How do conventional growers deliver such bananas? In order to achieve the perfect banana, workers on Central American commercial plantations are often subjected to a toxic soup of herbicides, pesticides and fungicides. To control worms and prevent uprooting losses, farmers apply nematocides. One of the most commonly used nematocide is Aldicarb, a chemical that takes only .9 mg per pound of human weight to be lethal. On hot days, after spreading the red granules on the ground, workers often complain of a terrible smell that causes dizziness and vomiting.

During ripening on the tree, bananas are covered in blue plastic. The plastic is infused with an insecticide called Chorpyrifos, a chemical the World Health Organization calls hazardous. When workers open the bags to check the bananas, dust particles fly everywhere and workers are subject to inhaling the chemical.

Safety devices such as full-body coveralls, rubber gloves and boots, and respirators are not always supplied or used. Workers must provide their own protection and often do so inadequately. For example, rather than using replaceable charcoal filter respirators, workers often use simple foam masks that actually absorb the chemicals. This may cause the worker to inhale even more toxins.

Health conditions and workplace security on the plantations are dismal, resulting in frequent injuries to workers in addition to the allergic, pulmonary, and cancerous ailments they contract from constant exposure to pesticides.

Workers in packing plants are also exposed to large amounts of pesticides. Freshly harvested bananas are placed in large water tanks to wash off the chemicals. Many workers who handle the bananas in these tanks find their fingernails become discolored and in some instances, actually fall off.

Workers have also become sterile from exposure to DBCP, a pesticide whose effects on the reproductive systems of female workers and mutagenic effects on their children is only beginning to be investigated.

The lack of safety regulations can be directly blamed on the large corporations that control the small landowners and farmers. The corporations, through contracts that work to their benefit, also have avoided giving the workers livable wages and, in effect, denied them decent living conditions. In the last four years, banana workers' wages in Costa Rica have gone from $250 a month to $187 a month, with an increase in their workload from 12 to 18 hours a day.

And what about the consumer? Conventionally grown bananas can contain a high level of pesticide residue, causing a health risk to consumers.

At this time, the Mexican-American Fruit Co. (MexAm), with a sales office in National City, Calif., is the primary grower of organic bananas. The company is based in the heart of the banana-growing region of Mexico, and has pest and disease problems, but chooses to deal with them by different means than used by conventional growers. To control nematodes, MexAm uses flood irrigation, which, while causing some soil erosion, is preferable to nematocides. To control black sigatoka, a disease that causes leaves to wither, it uses a garlic spray. Commercial growers use 14 to 25 applications of fungicides per year to control black sigatoka.

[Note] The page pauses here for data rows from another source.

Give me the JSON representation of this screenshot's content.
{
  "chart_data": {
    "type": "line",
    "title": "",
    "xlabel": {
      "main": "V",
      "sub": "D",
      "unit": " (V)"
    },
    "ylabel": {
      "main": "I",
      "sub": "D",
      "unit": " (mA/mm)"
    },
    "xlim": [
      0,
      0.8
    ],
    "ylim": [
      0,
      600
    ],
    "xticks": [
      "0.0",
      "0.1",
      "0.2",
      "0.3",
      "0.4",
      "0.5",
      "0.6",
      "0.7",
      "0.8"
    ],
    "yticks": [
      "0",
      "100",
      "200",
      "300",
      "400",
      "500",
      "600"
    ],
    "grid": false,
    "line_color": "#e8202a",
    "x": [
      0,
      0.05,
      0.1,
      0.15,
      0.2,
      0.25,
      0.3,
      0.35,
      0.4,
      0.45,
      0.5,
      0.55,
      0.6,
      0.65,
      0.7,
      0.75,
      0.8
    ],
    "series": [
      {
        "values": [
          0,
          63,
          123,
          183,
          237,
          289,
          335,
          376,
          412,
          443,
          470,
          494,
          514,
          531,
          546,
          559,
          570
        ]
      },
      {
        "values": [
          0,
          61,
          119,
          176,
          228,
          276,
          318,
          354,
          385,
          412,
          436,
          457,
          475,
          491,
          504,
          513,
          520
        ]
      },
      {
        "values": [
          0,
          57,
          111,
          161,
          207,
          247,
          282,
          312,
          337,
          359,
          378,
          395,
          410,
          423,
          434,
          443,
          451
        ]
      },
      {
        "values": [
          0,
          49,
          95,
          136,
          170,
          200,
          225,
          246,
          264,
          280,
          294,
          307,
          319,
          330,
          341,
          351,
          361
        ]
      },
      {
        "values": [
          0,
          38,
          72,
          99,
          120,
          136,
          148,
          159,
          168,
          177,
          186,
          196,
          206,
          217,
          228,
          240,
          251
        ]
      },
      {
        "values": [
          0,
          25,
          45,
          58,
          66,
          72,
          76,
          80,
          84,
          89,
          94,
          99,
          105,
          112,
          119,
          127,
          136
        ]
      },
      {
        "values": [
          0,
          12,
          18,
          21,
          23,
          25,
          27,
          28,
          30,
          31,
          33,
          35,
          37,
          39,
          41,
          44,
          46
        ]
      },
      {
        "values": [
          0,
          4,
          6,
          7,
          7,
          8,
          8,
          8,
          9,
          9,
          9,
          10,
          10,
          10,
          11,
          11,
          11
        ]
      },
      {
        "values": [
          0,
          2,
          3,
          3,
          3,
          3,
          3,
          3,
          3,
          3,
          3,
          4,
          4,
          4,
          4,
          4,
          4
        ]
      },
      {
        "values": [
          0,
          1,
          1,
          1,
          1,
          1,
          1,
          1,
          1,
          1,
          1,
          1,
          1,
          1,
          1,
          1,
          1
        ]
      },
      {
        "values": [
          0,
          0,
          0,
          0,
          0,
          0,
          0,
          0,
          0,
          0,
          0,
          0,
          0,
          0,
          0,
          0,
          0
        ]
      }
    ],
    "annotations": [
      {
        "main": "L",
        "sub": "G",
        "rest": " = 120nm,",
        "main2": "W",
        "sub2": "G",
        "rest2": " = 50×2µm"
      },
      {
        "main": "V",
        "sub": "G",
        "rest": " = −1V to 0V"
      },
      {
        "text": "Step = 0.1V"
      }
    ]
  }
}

MexAm fertilizes with chicken manure at a rate of 10 tons per acre as opposed to heavy doses of chemical fertilizers used by commercial growers. Machetes, not herbicides, are used to control weeds. And plastic bags are used for ripening bananas but without the toxic pesticides. To control stem rot, the bananas are put through a boric acid bath, which is a much safer alternative than the fungicides used by commercial growers.

The next time you pick up a banana, think about what route it took to get to you and the difference you make by making the organic choice.

Mark Mulcahy is the produce manager of Good Nature
Grocery in Walnut Creek, Calif., and a produce
consultant for small to medium natural products stores.

Thanks to Liz Bourret of Veritable Vegetable and Adam Kirshners
from Pesticide Action Network for information used in this article.